Não, este não é mais um texto óbvio que tratará do recorde brasileiro no quadro de medalhas nas Olimpíadas de Tóquio apesar do cenário de progressivo desincentivo ao esporte dos últimos cinco anos. Também não tratarei aqui do fato de grande parte dessas 21 medalhas brasileiras terem sido conquistadas por nordestinos(as) e por pessoas negros(as), em um país que faz questão de transformar o ódio racial e regional em discurso oficial.
O que leva esse texto às Olimpíadas é um post do Twitter que vi na última semana dos jogos olímpicos que dizia da seguinte forma: “final do vôlei de praia Noruega e Rússia se vc não acredita no aquecimento global vc não viu os sinais” (a postagem se refere à final do vôlei de praia masculino).
Para além da evidente frustração deste amante do vôlei de praia pelo Brasil não ter ganhado nenhuma medalha neste esporte tão tradicional, achei a associação realizada pela pessoa que fez a postagem (@fillcarvalho) repleta de sarcasmo e capaz de produzir uma importante reflexão.
É evidente que o fato da Noruega e da Rússia possuírem bons jogadores de vôlei de praia não tem relação de causa e efeito direta com o aquecimento global ou com as mudanças climáticas, no entanto, enquanto estes países disputavam a final olímpica no Japão sob um sol de 40 graus, o Brasil passava por frente fria histórica, que levou neve pela primeira vez a algumas cidades do estado de São Paulo e derrubou as temperaturas por todo o centro-sul do país.
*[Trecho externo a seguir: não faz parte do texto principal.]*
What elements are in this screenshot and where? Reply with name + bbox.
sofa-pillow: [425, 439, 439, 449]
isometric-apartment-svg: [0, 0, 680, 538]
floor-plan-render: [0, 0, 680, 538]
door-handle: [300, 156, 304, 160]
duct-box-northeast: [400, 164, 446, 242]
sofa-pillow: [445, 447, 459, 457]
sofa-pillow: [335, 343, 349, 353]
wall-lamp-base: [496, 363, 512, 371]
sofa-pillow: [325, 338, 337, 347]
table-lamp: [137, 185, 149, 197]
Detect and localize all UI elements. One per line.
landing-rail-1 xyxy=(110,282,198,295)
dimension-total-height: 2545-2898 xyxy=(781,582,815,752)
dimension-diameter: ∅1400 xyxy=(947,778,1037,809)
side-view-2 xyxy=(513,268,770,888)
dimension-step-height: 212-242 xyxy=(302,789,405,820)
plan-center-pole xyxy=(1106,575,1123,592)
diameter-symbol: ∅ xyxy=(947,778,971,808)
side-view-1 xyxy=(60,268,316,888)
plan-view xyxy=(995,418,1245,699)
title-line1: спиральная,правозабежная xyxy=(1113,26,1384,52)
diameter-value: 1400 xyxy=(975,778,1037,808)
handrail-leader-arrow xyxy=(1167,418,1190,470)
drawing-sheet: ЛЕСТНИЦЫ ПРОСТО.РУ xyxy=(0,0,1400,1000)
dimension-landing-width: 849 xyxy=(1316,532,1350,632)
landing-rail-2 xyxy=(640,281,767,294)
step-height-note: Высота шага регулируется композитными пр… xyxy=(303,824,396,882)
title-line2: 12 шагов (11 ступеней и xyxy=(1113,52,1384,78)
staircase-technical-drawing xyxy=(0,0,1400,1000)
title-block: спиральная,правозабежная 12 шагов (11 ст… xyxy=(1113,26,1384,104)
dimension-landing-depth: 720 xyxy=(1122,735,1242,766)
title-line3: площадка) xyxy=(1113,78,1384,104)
Em Juiz de Fora a temperatura mínima chegou a 4 graus em alguns dias.
Não é de hoje que o debate climático tem ocupado o centro dos holofotes na política mundial. Desde o princípio de 2021, com a convocação por Joe Biden – presidente estadunidense – da Cúpula de Líderes sobre o Clima, e com os preparativos para a COP 26, que ocorrerá em Glasgow em novembro, que há a criação de um cenário de pressão pública para o avanço da agenda climática.
No entanto, é durante a ocorrência de eventos climáticos extremos, como a frente fria que atingiu o Brasil há 15 dias, que é possível ver os efeitos nefastos das mudanças climáticas, e quem são as principais vítimas delas.
Ao tratar da questão ambiental e climática é fundamental compreender que os seus impactos atingem de forma e com intensidade desiguais os diferentes grupos sociais. A dinâmica estrutural de exclusão e opressão de raça, classe, gênero e sexualidades se articula com a própria concepção do que é a justiça climática.
Uma análise superficial das vítimas de graves eventos ambientais e climáticos no decorrer dos anos – como o Furacão Katrina em Nova Orleans nos Estados Unidos, ou o Furacão Maria em Porto Rico, ou a frente fria deste ano – nos permite perceber que sua composição consiste de pessoas em situação de vulnerabilidade, pessoas negras, em situação de pobreza, LGBTTQIAP+.
O cenário de vulnerabilidade se repete nas estatísticas de desemprego, de precarização no trabalho, da população em situação de rua, das habitações sem saneamento básico e/ou próximas a empreendimentos de alto risco ambiental.
Não é coincidência que haja sobreposição destes quadros. No ano de 2021 já são 17 pessoas em situação de rua que foram mortas pelo frio (ou pela omissão do Estado) somente na cidade de São Paulo.
Enfim, é preciso compreender que não é mais possível ignorar a emergência da crise climática e que este debate não possui relevância somente a nível global, mas necessita de políticas públicas da administração das esferas municipal, estadual e federal comprometidas com a superação das desigualdades estruturais de diversas ordens.